Codex CLI + 100-Line Harness + Rules Evolution

May 8, 2026

AI Engineer: Maksim Popkov from Sber · GitHub · LinkedIn

Challenge Source Code ↗

Run	Account	Points	Created
[@skifmax]-[codex]-[chiki-banboni]-[100l-md-evo]-[low]-[x021] (view run)	`ioYpXn`	`84.0`/104	3 mo ago
[@skifmax]-[codex]-[chiki-banboni]-[100l-md-evo]-[x018] (view run)	`ioYpXn`	`83.0`/104	3 mo ago

This entry describes the architecture family behind my PAC1 blind runs x021 and x018, which scored 84/104 on the ultimate leaderboard and 83/104 on the accuracy leaderboard. Later, the same setup also reached 104/104 in continued local evolution. The contest-day versions used a compact AGENTS.md harness of about one hundred lines. The repository has evolved beyond that exact snapshot, but the core idea stayed the same: keep the runtime solver simple, keep the action surface narrow, and move most improvement work into an explicit post-run evolution loop.
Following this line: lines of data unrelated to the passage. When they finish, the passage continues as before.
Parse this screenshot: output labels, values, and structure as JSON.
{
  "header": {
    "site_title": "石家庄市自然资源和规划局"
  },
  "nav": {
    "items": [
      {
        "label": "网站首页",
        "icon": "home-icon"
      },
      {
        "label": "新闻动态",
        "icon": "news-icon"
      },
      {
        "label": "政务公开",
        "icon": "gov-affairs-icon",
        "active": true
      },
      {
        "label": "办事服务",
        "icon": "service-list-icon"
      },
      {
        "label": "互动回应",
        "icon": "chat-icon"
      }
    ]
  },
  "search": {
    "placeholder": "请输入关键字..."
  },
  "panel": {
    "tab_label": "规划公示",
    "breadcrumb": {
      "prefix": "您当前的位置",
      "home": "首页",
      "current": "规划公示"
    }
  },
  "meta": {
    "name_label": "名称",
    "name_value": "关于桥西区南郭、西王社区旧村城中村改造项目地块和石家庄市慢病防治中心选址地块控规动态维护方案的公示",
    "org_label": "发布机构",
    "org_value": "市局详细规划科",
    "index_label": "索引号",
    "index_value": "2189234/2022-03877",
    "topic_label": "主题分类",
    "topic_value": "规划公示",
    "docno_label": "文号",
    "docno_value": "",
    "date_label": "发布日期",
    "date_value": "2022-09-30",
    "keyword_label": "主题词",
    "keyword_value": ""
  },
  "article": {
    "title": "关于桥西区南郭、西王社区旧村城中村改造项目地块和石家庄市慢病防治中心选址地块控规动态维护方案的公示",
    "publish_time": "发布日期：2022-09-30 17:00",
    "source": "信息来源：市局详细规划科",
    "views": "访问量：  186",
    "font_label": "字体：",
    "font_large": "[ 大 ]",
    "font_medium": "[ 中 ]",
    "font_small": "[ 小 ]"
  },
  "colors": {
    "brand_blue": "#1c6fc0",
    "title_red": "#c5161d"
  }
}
Codex CLI + Atomic Evolution

How does it work?

The architecture has two main modules.

codex-agent-native is the runtime solver. It prepares one isolated workspace per task, launches one Codex CLI session per task, exposes only the benchmark-relevant tools through a Python wrapper, records all artifacts, and finishes the trial through the official completion contract.
codex-agent-analytics is better thought of as the ops/evolution layer. It reads failed task artifacts, groups failure patterns, proposes changes, applies one focused update at a time into a versioned rules snapshot, deploys the chosen version back into the native runner, and validates the result on targeted reruns before any leaderboard submission. Internally, this layer is not a single monolith. It is a sequence of agents or steps for analysis, change application, and deployment/validation.

Inside the runtime module, Python is intentionally not the planner. Python does orchestration only: task selection, workspace creation, task ordering, parallel execution, leaderboard trial lifecycle, artifact persistence, and tool dispatch. Codex CLI is the actual solver core. Each task is run as a Codex session that receives three things: the local rules, the task instruction, and the tool contract. From there, Codex decides which tool to call, in what order, and when to finish.

The harness itself is deliberately small and operator-controlled. Historically it was constrained to around one hundred lines of Markdown, and that constraint was useful because it forced the policy to stay sharp. The rules mostly define guardrails: how to inspect the repository, how to mutate files safely, how to select outcomes, how to verify authorization in sensitive tasks, and how to make sure report_completion is called exactly once with the right grounding references.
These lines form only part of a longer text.